Wednesday, July 9, 2014
I plunk my ever-widening derrière into the seat at my desk and pound away at the keys on a nearly daily basis. I fill with verbiage letters to friends, three blogs, a couple of networking sites, and, thus far, nineteen books in varying forms of pajama-undress. Often I concoct scenes while hanging the laundry or driving somewhere.
Now and then I have a chance to contemplate what I do. At times discouragement looms on the horizon as I obsess over how many people aren't reading what I have to say. Why is it a single dad writing about dating woes or a style maven talking about the right purse with the right outfit get thousands of readers and I with my wild variety have only a dedicated few? Why do I have such a backlog of orphaned books waiting for publishing parents?
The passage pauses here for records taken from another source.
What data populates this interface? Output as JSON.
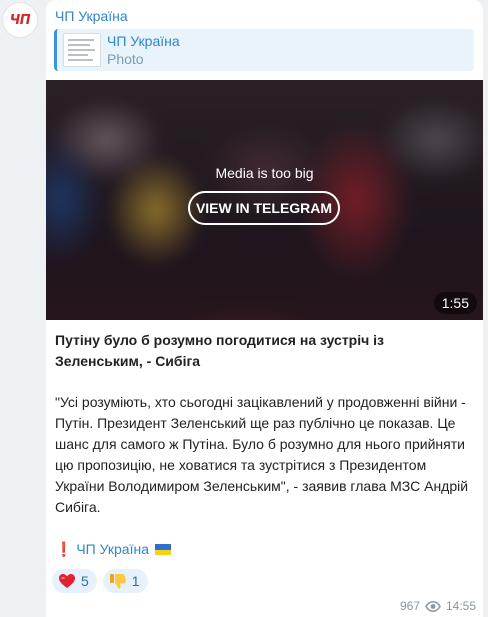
{
  "channel": {
    "avatar_text": "ЧП",
    "name": "ЧП Україна"
  },
  "reply": {
    "title": "ЧП Україна",
    "subtitle": "Photo"
  },
  "media": {
    "message": "Media is too big",
    "button_label": "VIEW IN TELEGRAM",
    "duration": "1:55"
  },
  "post": {
    "headline": "Путіну було б розумно погодитися на зустріч із Зеленським, - Сибіга",
    "body": "\"Усі розуміють, хто сьогодні зацікавлений у продовженні війни - Путін. Президент Зеленський ще раз публічно це показав. Це шанс для самого ж Путіна. Було б розумно для нього прийняти цю пропозицію, не ховатися та зустрітися з Президентом України Володимиром Зеленським\", - заявив глава МЗС Андрій Сибіга.",
    "signature_mark": "❗",
    "signature": "ЧП Україна"
  },
  "reactions": [
    {
      "icon": "heart-icon",
      "count": "5"
    },
    {
      "icon": "thumbs-down-icon",
      "count": "1"
    }
  ],
  "meta": {
    "views": "967",
    "time": "14:55"
  },
  "colors": {
    "link": "#2f87c7",
    "accent": "#3a95d6",
    "reaction_bg": "#e7f1fb",
    "brand_red": "#d6262b"
  }
}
I shrug. Perhaps I'm doing it wrong. Perhaps I should be offering style tips (laughable as I'm the poster child for frump) or helpful relationship hints (also laughable since I'm still trying to forge a way through the marital ice myself) or non-stop blog hops and raffles. Maybe I should spend more of my time courting those 'parents' who will love my babies as I do.
This chair is where I live. This is where I stand, mental pith helmet firmly strapped to my head, hiking boots laced securely, as I gaze out over the vast escarpment, past rank on rank of whispering trees to the purpling mountains beyond. If you want, you can join me on Mars or a tour of the smoke vents at the bottom of the Marianas trench. We can go barrel racing or shoot aliens in deep space. My latest book will involve synesthesia.
Welcome to my world. Now get your SCUBA gear and your snowshoes and let's go.